ただ、前方と同じ荒野が広がっている。いや、よく見ると、真っ直ぐと後ろに向かって延びる踏み固められた道のようなものはあるのだが、それ以外は何をもっても同じ風景が広がっている。
思わず、啓吾はその道に向かって一歩を踏み出そうとして、止まった。
『簡単だよ、この扉を開けて、その先へ真っ直ぐ歩くだけ。ただし、いいかい、戻ってきてはいけないよ。振り向くのは構わないけれど、戻ってはダメだ。さもないと、道を見失ってしまうからね』
代行者の言葉が啓吾の頭を過った。
あの摩訶不思議の塊のような存在の言うことを無視するのは、どうにも嫌な予感がしてならない。そう思って、啓吾は前を向く。前に、道はない。
今更、ここまできて前言を翻すつもりは啓吾もない。ならば、言われた通りに前へと進むしかない。
一歩を、踏み出す。
ザリリ、と地面を踏みしめる音が耳に残った。
そこからは、ただ、ただただ前を向いて歩いた。
荒野はどこまでも静かで、何もない。月に照らされた薄明かりだけを頼りに、まっすぐと歩く。
無性に自分自身を搔き抱きたくなる衝動を堪えながら、啓吾は寂しい旅路を歩いていく。
ふと、誰かにそうされたかのように、啓吾は空を見上げていた。
満天に、星が瞬いている。
つい先ほどまで、月のほかに何も見えなかった夜空が、光りに溢れている。
前世で見たあらゆる夜空よりも、なお美しいその光景が、啓吾の胸を揺さぶる。
自然、啓吾の足が止まったその瞬間。星が、流れた。
無数の奔星が夜景を彩り、空に散らばった星々が強く明滅を繰り返す。
と、一筋の奔星がその流れを変えて、身動きする間もなく啓吾へと飛び込んできた。
為す術もなく、啓吾の胸元へと飛び込んだその光りの塊は、けれど痛みもなにも無しに融け入るようにして啓吾の身体の中へと姿を消した。
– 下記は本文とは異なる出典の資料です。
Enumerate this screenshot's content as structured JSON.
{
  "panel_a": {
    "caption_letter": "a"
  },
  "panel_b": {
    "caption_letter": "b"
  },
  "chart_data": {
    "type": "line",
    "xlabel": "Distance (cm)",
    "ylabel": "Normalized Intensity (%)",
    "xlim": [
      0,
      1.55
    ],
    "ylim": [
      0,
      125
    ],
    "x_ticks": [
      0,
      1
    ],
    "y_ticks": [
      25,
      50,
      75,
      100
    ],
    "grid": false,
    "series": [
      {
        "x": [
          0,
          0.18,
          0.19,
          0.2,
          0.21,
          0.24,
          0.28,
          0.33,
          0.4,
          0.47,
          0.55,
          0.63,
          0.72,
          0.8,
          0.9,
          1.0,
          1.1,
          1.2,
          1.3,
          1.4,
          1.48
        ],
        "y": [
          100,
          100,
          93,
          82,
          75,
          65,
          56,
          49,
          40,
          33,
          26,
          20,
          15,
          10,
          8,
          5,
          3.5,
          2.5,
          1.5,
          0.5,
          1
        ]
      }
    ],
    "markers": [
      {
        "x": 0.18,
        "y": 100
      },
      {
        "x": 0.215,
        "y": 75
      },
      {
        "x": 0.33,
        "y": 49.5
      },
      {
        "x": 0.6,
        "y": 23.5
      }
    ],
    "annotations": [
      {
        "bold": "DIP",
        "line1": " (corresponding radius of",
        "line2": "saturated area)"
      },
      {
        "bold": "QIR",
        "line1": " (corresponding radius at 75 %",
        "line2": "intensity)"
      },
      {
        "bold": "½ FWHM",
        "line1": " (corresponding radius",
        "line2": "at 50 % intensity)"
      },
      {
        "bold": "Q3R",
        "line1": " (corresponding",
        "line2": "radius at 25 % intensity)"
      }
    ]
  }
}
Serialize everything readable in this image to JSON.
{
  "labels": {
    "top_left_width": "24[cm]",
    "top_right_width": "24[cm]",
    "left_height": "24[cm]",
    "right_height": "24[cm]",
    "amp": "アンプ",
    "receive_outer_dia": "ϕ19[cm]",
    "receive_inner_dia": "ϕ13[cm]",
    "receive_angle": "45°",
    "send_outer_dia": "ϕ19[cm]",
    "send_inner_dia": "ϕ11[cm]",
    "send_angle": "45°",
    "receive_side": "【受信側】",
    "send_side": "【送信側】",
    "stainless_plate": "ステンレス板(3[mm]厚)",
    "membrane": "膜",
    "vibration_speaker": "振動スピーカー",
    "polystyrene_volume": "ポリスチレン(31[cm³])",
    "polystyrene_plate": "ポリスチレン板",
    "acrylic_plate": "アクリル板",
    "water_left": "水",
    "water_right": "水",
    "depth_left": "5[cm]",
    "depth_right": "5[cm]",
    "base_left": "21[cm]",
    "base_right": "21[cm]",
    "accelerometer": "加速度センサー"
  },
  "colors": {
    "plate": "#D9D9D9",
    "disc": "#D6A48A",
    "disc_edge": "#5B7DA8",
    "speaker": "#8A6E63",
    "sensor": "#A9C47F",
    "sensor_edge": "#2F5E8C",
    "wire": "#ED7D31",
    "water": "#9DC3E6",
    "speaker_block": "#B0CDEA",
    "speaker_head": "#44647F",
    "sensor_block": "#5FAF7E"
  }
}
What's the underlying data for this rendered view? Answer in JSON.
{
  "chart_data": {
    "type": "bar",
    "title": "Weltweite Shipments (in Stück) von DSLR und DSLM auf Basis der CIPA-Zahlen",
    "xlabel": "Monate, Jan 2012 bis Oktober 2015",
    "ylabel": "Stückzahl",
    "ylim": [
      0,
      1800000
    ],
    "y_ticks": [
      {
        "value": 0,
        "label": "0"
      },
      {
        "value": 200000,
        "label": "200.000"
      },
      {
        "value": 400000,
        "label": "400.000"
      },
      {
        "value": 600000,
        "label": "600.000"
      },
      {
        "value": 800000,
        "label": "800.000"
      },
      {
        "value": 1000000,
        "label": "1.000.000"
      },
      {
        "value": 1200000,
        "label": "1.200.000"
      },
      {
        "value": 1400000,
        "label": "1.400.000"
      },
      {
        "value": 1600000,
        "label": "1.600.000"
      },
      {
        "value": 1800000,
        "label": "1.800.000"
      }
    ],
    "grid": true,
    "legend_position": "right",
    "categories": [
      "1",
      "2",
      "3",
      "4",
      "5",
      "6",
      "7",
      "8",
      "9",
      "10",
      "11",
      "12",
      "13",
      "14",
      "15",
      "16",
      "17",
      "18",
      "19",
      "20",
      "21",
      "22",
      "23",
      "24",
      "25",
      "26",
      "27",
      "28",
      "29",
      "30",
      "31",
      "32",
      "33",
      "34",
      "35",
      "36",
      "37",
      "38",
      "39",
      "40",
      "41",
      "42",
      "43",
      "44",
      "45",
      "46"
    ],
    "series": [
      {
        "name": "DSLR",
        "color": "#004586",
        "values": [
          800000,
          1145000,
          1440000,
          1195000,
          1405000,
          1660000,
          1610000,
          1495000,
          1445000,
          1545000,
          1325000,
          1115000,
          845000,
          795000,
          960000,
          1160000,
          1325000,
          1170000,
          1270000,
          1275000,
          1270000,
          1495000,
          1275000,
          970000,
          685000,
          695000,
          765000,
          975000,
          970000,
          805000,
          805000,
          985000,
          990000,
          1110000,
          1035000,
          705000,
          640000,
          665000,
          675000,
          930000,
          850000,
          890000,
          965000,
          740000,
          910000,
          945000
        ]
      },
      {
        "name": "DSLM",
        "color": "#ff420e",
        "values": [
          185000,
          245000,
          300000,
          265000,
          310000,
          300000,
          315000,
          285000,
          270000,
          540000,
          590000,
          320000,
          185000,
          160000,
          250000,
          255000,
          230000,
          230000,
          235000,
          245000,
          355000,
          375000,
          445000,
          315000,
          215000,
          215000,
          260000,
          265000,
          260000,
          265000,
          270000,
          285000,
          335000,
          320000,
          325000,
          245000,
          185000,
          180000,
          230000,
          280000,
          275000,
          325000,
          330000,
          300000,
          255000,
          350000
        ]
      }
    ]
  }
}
瞬間、何かが啓吾の身体を脈動するようにして駆け巡った。
思わず踞った啓吾は、愕然とした。
ただの赤茶けた土でしかなかったはずの大地に、どうしたことか鏡のように自分の姿が映っている。足下の地面のその向こう側から、見ず知らずの自分が驚いた顔でこちらを覗き込んでいた。
十にも満たないであろうか、元よりもなお、あどけない顔立ちはしかし以前よりも彫りが深い。短く切り揃えていた髪はアッシュグレイに、瞳も幾分か澄んだ茶色に近づいていた。
心持ち、元の顔立ちが残っていると言えば、言えなくもない。もっとも、誰かがそうと言われなければ分からないほどに変わり果てたその容姿を、啓吾は自分であると理解していた。
いや、理解出来てしまった。得体が知れない気持ち悪さを感じるほどにすんなりと、腑に落ちてしまった。
これが“新しい生”なのだ、と。
無性に、泣き出したくなった顔を遮二無二夜空へと持ち上げて、啓吾は歩き出す。
上を向いて、振り向かず、戻らず、まっすぐと歩く。
夜空に、星が明滅する。
どこかで星が燃え尽き、どこかで星が産声を上げている。
気付けば、声もなく啓吾は泣き叫んでいた。
慟哭し、止めどなく涙を流し、ぼやけた視界をそのままに、まっすぐと歩いていた。
そうして、どれほど歩いたかもしれないままに、静かに気を失った。